This project was inspired by something that happened to me and my close friends, when you say something that the platform or the government doesn’t agree with, your content is deleted or even your account is blocked and your data is not under your own control. In this project I reflect on the tyranny of big data and the power and privacy of the individual in the age of intelligence,I emphasises a ‘self-blurring’ strategy of resistance that shifts the balance of power between the tyrant and the public.
Introduction
With the EU’s General Data Protection Regulation (GDPR.EU, 2018) becoming law, the field of data security and privacy has changed dramatically. Companies in the U.S. and abroad doing business in the European Union—whether directly or virtually—are obligated to implement a series of strict privacy protections. (Faitelson, 2018). EU consumers can now request a snapshot of all their personal data. More importantly, they have the right to be forgotten. And their data could be erased on their demand.
However, The fact is that‘data’is never completely safe. In 2019, the MySpace profiles famously vanished. That is just one example. It also comprises that the many Google services have been shut down over the years. Moreover, there are some online data storage companies that assert they provide security for people’s data, but ironically, they sometimes specify that certain data could be deleted. In actual situations, users are not in an initiative position.
Perhaps it is time to re-contemplate the power and privacy of individuals under the tyranny of big data, and explore a new strategy to shift the balance of power between data autocrats and the public.
Main body
Data that is opacity to users
“The Internet is only permanent when you don’t want it to be.”——Pitt, 2020
Today, the notion of algorithmic objectivity is also challenged by counter -discourses related to general concerns such as automation, corporate accountability, and media monopoly (Tufekci, 2015). As we use computational tools as the primary medium of expression and digitize not just mathematics, but all information, we are substituting human discourse and knowledge under the procedural logic. In the end, There may be something impenetrable about algorithms (Gillespie, 2013).

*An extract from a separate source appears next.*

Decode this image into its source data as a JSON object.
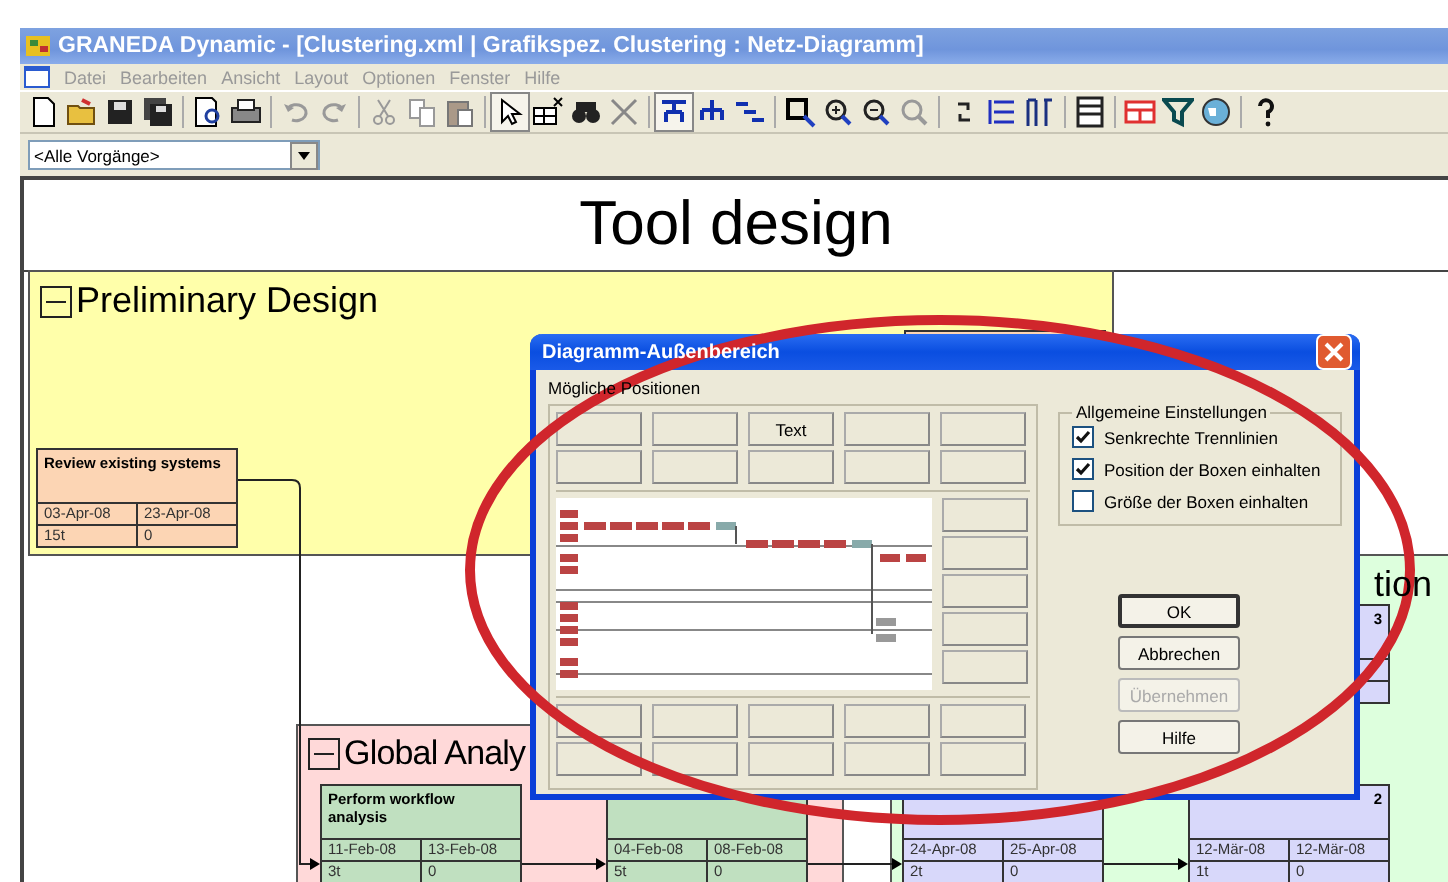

Opacity appears to be at the heart of new concerns about“algorithms”among legal scholars and social scientists. It includes three distinct forms (Burrell, 2016): (1) Opacity as intentional corporate or institutional self -protection and concealment and, along with it the possibility for knowing deception; (2) Opacity stemming from the current state of affairs where writing (and reading) code is a specialist skill.
Since algorithms are driven by their inherent commercial interests (O’Neil, 2020 cited in Orlowski, 2020), we need a socio -technical approach to look at the way they are applied to specific groups of real -world users (and the data they generate), so -called ‘algorithms in the wild’. It has been the case for a long time that the information is not fully available to those subject to it. Often there are new concerns about the composition of the data, as well as about privacy and the possibility (or, disturbingly, the impossibility) of opting-out.
The right of‘self-opacity’
“Self-opacity is a concept with‘fuzzy edges’”. ——Jaeggi, 2014
`Self-opacity’ means that one is unable to give an account of one’s everyday activity (Saji, 2009). Perhaps exploring opacity as a strategy and a material condition might address two intertwined issues of our time: technological control and embodied materiality (Blas, 2016). Therefore, the subject historically constructed as the other should have‘the right of opacity’—the right of complete autonomy.
Conclusion
The disappearance of the Internet means that, for whatever purpose, the authorities behind the Internet are invisible. This‘invisible empire’is similar to a technological collective. While tech companies are under intense scrutiny from government regulators and the media, as a sovereign entity it is quite difficult to be detected and supervised with our current laws. Since the average person does not understand how technology products and services work, technology companies can use this advantage. That is to say, the average user is actually at a rather negative disadvantage when faced with the current opacity strategy from digital authorities.
Self-opacity is like an‘an eye for an eye’strategy for resistance. It is a low-cost, high – effectiveness way of experiment. This coexistence of visibility and invisibility has strong political implications. Therefore, it is necessary to guide the audience to reflect on the tyranny of big data and the power and privacy of individuals in the age of intelligence by exploring a resistant strategy of “self-opacity”, and try to shift the balance of power between data autocrats and the public.